Deb’s outlook for feeder cattle: Demand for lighter classes of feeder cattle will be strong in the coming weeks as grass turns green and buyers fill orders. Any additional spring moisture would be welcomed by the market as pastures in many areas are dry and spring runoff did not fill dugouts as much as usual. The spread between heavy cattle and grasser classes will widen in the near term as buyers look to optimize sale dates later in the third and fourth quarters and avoid the sluggish seasonal fed trend through the summer. In the near term, demand for grass cattle coupled with strength in the deferred futures will support and strengthen light classes of feeder cattle.
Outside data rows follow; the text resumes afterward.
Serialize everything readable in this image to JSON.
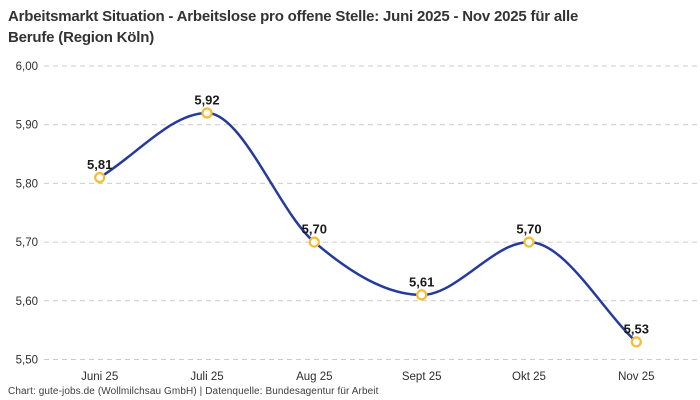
{
  "title": "Arbeitsmarkt Situation - Arbeitslose pro offene Stelle: Juni 2025 - Nov 2025 für alle\nBerufe (Region Köln)",
  "footer": "Chart: gute-jobs.de (Wollmilchsau GmbH) | Datenquelle: Bundesagentur für Arbeit",
  "chart_data": {
    "type": "line",
    "title": "Arbeitsmarkt Situation - Arbeitslose pro offene Stelle: Juni 2025 - Nov 2025 für alle Berufe (Region Köln)",
    "categories": [
      "Juni 25",
      "Juli 25",
      "Aug 25",
      "Sept 25",
      "Okt 25",
      "Nov 25"
    ],
    "values": [
      5.81,
      5.92,
      5.7,
      5.61,
      5.7,
      5.53
    ],
    "point_labels": [
      "5,81",
      "5,92",
      "5,70",
      "5,61",
      "5,70",
      "5,53"
    ],
    "ylim": [
      5.5,
      6.0
    ],
    "ytick_values": [
      5.5,
      5.6,
      5.7,
      5.8,
      5.9,
      6.0
    ],
    "ytick_labels": [
      "5,50",
      "5,60",
      "5,70",
      "5,80",
      "5,90",
      "6,00"
    ],
    "grid": true,
    "legend": "none",
    "interpolation": "monotone",
    "colors": {
      "line": "#243A9E",
      "marker_ring": "#F5BE32",
      "marker_fill": "#FFFFFF",
      "gridline": "#CBCBCB",
      "title": "#333333",
      "point_label": "#1A1A1A",
      "axis_label": "#2E2E2E",
      "footer": "#3D3D3D"
    }
  }
}
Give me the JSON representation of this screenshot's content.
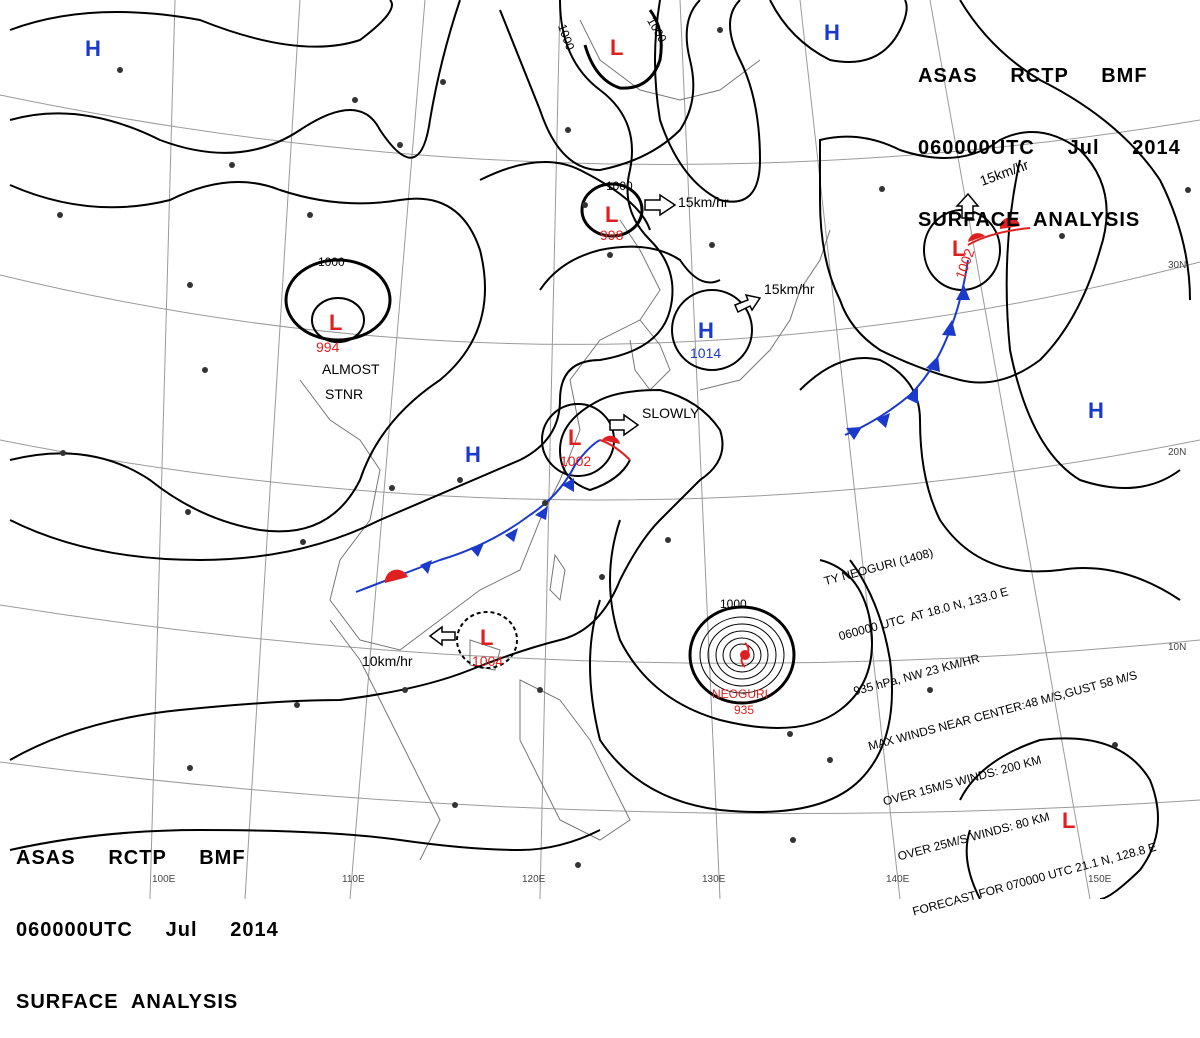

Heavier cattle should trade in more of a sideways pattern as we move through the spring.

Non-fed cattle

Mild weather through March and April have kept calving losses at a minimum across the Prairies. This, coupled with a smaller Canadian cow herd, has meant tightening cow supplies. Prices through March traded mostly in a range of $86.00- 87.50/cwt. Since the end of March D1,2 cow prices have started to make their seasonal climb. As of the second week of April, the D1,2 average was $88.75/cwt, which is $4.05/cwt under the same week in 2020. 

Cow slaughter as of April 3 was down 15 per cent with a total of 118,158 head killed. Bull slaughter is up 34 per cent at 3,671 head. Overall, through the first quarter of 2021 non-fed production was down 14 per cent. 

Butcher bull prices have climbed from $104.82/cwt at the end of March to an average of $107.93/cwt the second week of April. Exports of live butcher bulls to the U.S. are down 15 per cent to a total of 5,412 head. 

Deb’s outlook for non-fed cattle: In general, the second quarter is where the cull cow highs tend to be made as supplies tighten just as consumers gear up for grilling season. In addition to seasonal grilling demand, ground beef sales have been strong over the past year as more consumers are cooking at home. If processers can continue to operate and keep fed cattle moving smoothly through the system without COVID-19 issues, cow space will be available, supply should be modest and prices seasonally higher as the demand for trim and grinding products is strong. 

About the author


Debbie McMillin is a market analyst who ranches at Hanna, Alta.